By way of a country-specific example, one of the largest wind farms in Austria is being built in Burgenland, which is expected to be completed by the end of 2021. The entire wind farm will have capacity of 143 MW and provide around 90,000 households with electricity. The facility will be run by PÜSPÖK Group, a family-run business based in Burgenland.
To highlight the current investor demand for renewable assets, Foresight Group, an independent infrastructure and private equity investment manager, recently made the second investment by Foresight Energy Infrastructure Partners (FEIP), into two operational wind farms located in the Castile and León region of Spain.
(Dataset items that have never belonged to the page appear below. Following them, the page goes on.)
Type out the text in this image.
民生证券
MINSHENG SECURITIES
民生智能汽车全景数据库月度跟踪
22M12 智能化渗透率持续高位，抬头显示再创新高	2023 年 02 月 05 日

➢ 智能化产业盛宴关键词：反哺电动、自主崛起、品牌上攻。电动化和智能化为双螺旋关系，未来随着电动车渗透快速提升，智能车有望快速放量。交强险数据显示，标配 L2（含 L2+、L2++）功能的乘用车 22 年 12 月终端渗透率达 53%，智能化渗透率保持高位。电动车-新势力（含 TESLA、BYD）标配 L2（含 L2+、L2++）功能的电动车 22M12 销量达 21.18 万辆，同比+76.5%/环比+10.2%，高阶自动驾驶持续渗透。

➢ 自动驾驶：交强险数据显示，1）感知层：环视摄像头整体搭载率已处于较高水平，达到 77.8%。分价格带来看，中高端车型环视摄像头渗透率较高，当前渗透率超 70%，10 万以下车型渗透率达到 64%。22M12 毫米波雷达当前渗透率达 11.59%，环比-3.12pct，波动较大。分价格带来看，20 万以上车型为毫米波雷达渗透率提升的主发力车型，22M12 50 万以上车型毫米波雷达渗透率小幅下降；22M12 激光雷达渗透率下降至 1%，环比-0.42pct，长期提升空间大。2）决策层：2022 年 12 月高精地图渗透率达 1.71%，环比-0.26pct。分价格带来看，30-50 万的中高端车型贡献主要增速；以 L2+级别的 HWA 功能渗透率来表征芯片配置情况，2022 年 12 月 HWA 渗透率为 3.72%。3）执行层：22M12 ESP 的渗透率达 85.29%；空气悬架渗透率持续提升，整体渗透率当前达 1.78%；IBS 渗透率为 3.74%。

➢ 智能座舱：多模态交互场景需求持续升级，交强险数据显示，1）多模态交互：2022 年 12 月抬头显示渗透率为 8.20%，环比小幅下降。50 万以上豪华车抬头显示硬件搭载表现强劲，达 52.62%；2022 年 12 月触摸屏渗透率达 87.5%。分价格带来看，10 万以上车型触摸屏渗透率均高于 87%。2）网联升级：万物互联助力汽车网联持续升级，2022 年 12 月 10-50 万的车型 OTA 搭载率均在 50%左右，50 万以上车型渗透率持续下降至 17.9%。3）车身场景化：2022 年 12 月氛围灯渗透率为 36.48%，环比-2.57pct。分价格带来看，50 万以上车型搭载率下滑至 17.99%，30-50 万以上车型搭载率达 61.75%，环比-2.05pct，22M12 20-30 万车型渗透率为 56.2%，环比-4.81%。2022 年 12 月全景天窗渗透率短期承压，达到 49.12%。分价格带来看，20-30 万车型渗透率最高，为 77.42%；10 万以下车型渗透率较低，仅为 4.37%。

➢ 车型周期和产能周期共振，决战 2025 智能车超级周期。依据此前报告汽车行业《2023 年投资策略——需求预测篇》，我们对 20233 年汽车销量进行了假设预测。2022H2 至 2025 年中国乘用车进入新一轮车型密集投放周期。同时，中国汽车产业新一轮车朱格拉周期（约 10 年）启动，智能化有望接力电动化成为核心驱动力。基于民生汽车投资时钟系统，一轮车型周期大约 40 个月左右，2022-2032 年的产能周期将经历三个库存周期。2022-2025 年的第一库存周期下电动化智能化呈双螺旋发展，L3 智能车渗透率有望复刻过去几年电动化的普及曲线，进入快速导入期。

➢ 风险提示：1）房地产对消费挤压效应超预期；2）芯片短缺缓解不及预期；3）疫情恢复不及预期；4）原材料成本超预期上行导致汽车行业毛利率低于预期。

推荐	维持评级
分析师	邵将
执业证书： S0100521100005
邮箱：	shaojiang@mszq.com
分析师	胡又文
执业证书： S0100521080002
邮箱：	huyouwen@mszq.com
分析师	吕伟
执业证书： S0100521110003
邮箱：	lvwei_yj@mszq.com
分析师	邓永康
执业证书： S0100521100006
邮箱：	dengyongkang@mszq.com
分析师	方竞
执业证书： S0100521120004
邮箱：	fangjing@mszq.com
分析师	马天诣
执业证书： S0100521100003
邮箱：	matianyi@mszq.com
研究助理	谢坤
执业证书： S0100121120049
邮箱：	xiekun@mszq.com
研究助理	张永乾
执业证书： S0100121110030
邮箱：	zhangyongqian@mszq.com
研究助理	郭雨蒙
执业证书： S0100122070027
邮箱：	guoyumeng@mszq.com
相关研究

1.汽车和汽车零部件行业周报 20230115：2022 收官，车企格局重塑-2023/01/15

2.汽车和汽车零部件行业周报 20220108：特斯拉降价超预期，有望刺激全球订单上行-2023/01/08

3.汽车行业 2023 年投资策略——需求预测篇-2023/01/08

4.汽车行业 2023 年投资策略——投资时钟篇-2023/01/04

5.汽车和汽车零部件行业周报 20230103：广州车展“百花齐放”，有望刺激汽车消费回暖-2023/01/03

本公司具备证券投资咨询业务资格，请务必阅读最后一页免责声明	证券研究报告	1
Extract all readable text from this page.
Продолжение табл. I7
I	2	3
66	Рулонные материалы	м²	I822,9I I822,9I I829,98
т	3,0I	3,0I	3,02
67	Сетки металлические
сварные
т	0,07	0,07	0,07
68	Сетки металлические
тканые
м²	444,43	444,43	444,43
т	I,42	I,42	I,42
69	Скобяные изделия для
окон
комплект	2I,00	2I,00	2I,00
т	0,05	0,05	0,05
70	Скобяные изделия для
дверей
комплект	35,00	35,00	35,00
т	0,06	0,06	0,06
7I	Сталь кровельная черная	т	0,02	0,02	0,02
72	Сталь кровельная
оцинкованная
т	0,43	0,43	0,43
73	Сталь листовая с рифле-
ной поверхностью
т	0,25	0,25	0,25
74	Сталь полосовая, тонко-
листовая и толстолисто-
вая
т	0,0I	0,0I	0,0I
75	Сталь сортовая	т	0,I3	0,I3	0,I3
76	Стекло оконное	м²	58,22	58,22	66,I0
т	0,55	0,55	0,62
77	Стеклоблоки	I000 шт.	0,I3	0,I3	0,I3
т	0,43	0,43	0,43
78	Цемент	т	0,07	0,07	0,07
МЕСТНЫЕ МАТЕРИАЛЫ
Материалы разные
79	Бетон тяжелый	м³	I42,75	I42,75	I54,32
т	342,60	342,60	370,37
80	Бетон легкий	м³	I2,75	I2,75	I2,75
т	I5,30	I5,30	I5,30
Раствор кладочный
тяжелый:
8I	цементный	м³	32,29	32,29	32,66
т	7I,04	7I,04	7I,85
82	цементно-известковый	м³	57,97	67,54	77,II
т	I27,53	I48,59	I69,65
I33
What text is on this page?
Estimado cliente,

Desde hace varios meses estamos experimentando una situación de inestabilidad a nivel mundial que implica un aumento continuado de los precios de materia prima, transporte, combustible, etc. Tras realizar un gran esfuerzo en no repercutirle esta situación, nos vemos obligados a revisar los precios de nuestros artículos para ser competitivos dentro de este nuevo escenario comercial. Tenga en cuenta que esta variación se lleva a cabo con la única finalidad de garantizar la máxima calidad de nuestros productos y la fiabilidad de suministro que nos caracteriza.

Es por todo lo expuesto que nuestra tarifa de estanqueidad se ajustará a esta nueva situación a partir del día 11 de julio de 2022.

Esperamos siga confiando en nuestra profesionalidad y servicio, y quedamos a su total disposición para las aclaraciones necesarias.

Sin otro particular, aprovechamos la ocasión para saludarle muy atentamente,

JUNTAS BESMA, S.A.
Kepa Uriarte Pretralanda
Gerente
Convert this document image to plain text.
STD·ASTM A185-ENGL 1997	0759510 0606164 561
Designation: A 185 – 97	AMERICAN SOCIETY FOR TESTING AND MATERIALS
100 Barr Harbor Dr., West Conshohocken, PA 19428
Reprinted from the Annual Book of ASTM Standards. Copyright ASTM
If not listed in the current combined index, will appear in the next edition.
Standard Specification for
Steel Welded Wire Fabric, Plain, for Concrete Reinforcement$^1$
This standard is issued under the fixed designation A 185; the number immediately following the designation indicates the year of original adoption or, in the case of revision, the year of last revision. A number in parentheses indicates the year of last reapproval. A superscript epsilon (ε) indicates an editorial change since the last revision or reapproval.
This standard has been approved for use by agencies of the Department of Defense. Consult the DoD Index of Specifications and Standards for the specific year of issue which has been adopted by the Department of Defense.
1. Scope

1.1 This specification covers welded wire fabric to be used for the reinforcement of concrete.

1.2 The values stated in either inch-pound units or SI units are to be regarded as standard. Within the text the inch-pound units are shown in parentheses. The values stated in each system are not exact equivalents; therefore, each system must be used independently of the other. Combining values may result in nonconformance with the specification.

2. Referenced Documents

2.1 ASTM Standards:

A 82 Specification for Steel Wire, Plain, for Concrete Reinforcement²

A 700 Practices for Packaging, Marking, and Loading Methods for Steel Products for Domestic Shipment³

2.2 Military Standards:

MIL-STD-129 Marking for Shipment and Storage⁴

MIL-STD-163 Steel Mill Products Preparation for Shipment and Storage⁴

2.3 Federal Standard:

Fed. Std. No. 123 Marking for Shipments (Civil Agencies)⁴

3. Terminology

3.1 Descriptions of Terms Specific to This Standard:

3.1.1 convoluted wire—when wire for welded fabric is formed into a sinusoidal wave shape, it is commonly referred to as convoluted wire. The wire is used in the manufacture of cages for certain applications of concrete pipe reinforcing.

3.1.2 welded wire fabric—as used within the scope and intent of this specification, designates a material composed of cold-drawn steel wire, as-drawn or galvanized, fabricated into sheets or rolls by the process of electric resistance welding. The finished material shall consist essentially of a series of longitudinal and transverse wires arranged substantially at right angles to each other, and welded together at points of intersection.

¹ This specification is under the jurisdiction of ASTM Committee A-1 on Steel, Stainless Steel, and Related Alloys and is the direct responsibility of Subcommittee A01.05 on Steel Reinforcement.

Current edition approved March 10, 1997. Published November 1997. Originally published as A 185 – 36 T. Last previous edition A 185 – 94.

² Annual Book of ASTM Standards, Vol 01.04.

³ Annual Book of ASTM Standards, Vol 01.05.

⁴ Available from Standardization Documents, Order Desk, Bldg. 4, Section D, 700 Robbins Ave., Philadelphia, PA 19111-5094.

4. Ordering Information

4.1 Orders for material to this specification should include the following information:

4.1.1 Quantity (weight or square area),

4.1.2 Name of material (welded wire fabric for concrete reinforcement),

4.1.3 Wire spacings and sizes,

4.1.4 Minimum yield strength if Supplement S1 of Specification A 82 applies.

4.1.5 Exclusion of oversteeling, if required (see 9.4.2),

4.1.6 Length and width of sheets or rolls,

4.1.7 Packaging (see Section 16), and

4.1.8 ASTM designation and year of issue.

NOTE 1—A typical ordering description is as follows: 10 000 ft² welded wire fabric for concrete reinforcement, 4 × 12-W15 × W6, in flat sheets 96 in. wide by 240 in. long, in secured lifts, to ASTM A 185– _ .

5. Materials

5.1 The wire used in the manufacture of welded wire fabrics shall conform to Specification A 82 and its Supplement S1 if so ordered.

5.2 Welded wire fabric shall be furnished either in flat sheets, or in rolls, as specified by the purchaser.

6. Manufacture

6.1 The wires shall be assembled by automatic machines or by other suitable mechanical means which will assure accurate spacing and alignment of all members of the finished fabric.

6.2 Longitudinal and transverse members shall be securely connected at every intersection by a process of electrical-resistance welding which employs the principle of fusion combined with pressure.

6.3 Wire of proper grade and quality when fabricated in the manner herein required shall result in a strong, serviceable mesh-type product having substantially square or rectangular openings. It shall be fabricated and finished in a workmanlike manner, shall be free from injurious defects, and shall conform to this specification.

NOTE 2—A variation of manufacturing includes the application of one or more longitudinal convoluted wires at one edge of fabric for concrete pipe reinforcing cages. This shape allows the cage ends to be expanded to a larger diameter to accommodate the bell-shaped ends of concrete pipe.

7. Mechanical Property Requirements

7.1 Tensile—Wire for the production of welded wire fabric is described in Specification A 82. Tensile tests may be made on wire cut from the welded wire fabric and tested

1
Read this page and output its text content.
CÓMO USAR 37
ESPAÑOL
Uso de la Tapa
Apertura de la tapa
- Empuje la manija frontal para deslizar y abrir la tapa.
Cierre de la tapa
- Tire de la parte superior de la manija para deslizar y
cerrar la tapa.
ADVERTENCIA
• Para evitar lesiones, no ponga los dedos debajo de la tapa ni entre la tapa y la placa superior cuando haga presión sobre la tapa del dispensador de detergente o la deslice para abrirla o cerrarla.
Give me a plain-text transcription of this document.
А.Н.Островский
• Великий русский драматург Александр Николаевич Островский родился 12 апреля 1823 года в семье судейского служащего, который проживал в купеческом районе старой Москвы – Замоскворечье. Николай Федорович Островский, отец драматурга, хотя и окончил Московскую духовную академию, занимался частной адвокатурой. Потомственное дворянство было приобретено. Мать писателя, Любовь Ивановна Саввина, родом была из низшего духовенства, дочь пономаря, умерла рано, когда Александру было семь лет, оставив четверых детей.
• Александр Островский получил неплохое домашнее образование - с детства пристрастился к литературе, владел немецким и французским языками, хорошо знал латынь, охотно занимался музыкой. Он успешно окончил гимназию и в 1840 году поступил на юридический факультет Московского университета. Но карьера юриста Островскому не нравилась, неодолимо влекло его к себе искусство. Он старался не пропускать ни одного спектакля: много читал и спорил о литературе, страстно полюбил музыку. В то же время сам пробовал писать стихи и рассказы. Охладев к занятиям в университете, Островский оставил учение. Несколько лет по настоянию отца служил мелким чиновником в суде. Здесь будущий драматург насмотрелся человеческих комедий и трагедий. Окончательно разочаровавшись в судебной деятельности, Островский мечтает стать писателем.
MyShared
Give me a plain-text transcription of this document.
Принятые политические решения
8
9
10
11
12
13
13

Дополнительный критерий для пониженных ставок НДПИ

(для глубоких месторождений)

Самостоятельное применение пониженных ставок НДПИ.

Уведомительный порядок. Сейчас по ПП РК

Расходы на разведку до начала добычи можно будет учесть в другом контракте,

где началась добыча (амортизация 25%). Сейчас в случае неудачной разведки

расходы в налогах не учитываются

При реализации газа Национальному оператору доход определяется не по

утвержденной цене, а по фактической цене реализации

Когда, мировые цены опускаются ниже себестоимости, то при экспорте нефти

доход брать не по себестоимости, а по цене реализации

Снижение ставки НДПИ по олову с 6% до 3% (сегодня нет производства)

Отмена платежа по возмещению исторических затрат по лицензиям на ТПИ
This represents Foresight’s second acquisition from subsidiaries of wpd AG (“wpd”), one of Europe’s leading wind energy developers and operators, following the acquisition of a 50MW German wind portfolio in December 2018.
Richard Thompson, Partner at Foresight and Co-manager of FEIP, said: “We plan to secure independent EU Taxonomy verification for this portfolio which will make a visible contribution to the EU’s goal of Net Zero by 2050.”
Hirte believes that private debt structures will continue to be a key investment trend in Europe over the coming years.
“There are more and more debt structures being established. It’s a trend we’ve been seeing in Europe for a number of years as banks scale back their lending. Asset managers have sought to close that funding gap since the ’08 financial crash.
“I would assume we will keep on seeing these private debt vehicles come to market,” suggests Hirte.
Schroders has just raised EUR312 million for an initial close of its second pan-European infrastructure debt fund. It is aiming to raise EUR750 million in total.
The Schroder Euro Enhanced Infrastructure Debt Fund II (Julie II) is managed by Schroder Aida, the specialist infrastructure finance subsidiary launched by Schroders in 2015. “We continue to see exciting investment opportunities in the sub-investment grade infrastructure debt space and we expect to deploy this second vintage as efficiently as the first fund,” commented Augustin Segard, Head of Enhanced Infrastructure Debt and Fund Manager.
For those who are looking to invest in Europe’s green energy transition, Luxembourg remains the preferred jurisdictional option. A large number of global asset managers view the Grand Duchy as their European hub for international fund distribution.
“We do see a lot of US private equity houses using the Special Limited Partnership (‘SCSp),” states Hirte. “The way the SCSp has been designed is very similar to what US managers are used to with a Cayman/Delaware structure; it is based on the Anglo-Saxon LP structure. A manager can combine the advantages of both the SCSp, from a legal structuring perspective, with the Reserved AIF, from a fund structuring perspective.”
Luxembourg’s fund universe is well represented, offering managers a range of regulated and unregulated options.
The Specialised Investment Fund (SIF) is a fully regulated AIFMD-compliant fund, requiring an independent depositary and license approval from the CSSF, Luxembourg’s financial regulator. As such, this introduces a double layer of regulation, impacting managers at both the AIFM level and the Fund level.
“However, with respect to the RAIF, Luxembourg does exactly what the AIFMD wants, which is purely to supervise the activities of the manager. The RAIF itself is not regulated. As long as you have an approved AIFM managing the fund, you save the fund regulation part, which allows for a speedier time to market. You don’t need to wait for CSSF approval before marketing the fund,” adds Hirte.
In his view, Luxembourg has done a good job creating a flexible funds environment for international fund managers.
“It started with the UCITS fund but the SIF is now also widely recognised across the globe. The legislator has also demonstrated that it is very flexible. When AIFMD was first introduced, the Luxembourgish legislator created the RAIF, the SCSp. It has always been able to adapt to new regulations very quickly.
“The jurisdiction has been able to attract a lot of expertise. There is a deep pool of qualified, international talent working in Luxembourg.
“There is also a well-established service provider infrastructure in place, which has been built over the last three decades to support managers’ fund activities,” explains Hirte.
With all of the key fund, legal and service provider blocks in place, Luxembourg is well-poised to support private fund groups as they seek out value in Europe over the next decade.
Attracting private market participants will be key to Europe achieving its Apollo 11 mission, and realising its man on the moon ambitions.